In the context of the current emphasis in the British churches on discipleship and church growth, this pilot project is interested in a related but largely unexplored area of faith and discipleship, namely the faith that emerges or develops, or is already present, in people who are exposed to Christians or Christian initiatives. This is not people who occasionally go to church, or who are part of non-traditional Christian gatherings and emerging expressions, or who have now left the church, but people whose primary contact with the church is through church-based initiatives that in some way seek to serve their local communities.
‘Faith’ is our shorthand for whatever people believe in, trust, or hope for themselves and the world, and which make a difference to the way they live.
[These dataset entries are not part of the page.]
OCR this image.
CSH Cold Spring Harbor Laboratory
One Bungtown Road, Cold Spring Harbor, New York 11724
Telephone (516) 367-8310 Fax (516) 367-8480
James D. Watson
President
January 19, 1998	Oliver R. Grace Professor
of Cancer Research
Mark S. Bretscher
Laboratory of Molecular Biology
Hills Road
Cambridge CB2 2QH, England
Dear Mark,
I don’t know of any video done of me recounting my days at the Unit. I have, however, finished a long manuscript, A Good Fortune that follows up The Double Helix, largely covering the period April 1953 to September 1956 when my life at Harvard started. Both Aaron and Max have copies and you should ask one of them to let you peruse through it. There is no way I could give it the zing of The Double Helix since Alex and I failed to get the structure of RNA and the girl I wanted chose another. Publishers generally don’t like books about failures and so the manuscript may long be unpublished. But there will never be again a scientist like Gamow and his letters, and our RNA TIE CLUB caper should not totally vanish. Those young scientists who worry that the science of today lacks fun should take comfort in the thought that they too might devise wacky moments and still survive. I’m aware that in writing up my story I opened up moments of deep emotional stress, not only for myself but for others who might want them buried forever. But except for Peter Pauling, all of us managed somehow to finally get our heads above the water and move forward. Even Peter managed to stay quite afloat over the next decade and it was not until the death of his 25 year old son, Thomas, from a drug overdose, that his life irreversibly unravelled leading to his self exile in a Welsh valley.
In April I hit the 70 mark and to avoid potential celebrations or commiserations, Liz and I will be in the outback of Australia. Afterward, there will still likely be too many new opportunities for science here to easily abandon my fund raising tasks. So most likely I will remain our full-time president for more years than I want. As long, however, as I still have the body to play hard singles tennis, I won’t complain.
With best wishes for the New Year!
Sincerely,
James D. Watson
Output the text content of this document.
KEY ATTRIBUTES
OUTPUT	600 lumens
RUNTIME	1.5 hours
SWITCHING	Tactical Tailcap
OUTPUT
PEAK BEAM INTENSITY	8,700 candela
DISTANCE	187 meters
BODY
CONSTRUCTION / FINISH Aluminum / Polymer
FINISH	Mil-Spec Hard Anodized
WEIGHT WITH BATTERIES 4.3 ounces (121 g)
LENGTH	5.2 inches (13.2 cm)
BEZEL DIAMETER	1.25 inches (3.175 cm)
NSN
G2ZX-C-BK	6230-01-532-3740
Faith can mean different things to different people and not everyone uses the term in the same way. We use the word faith in our research question in quotation marks (‘faith’) to be open to multiple understanding of people’s orientation to self-transcendence.
As a pilot project, we are testing out the viability of researching the faith of people beyond the congregation. We are using a qualitative approach, interviewing people involved in church-based initiatives who are not otherwise involved in churches. We seek to find out:
- Will our method in general and our questions in particular be accessible and welcomed by participants? The pilot is a learning exercise in how to invite and have these conversations in ways that enable participants to talk about faith in whatever ways they wish.
- Will the research give us understanding of the faith lives of people not involved in congregational church life and, if so, how will this speak to Christian theological understanding and practice?
The project is funded by St Peter’s Saltley Trust and The Queen’s Foundation, and will be completed in 2019/20.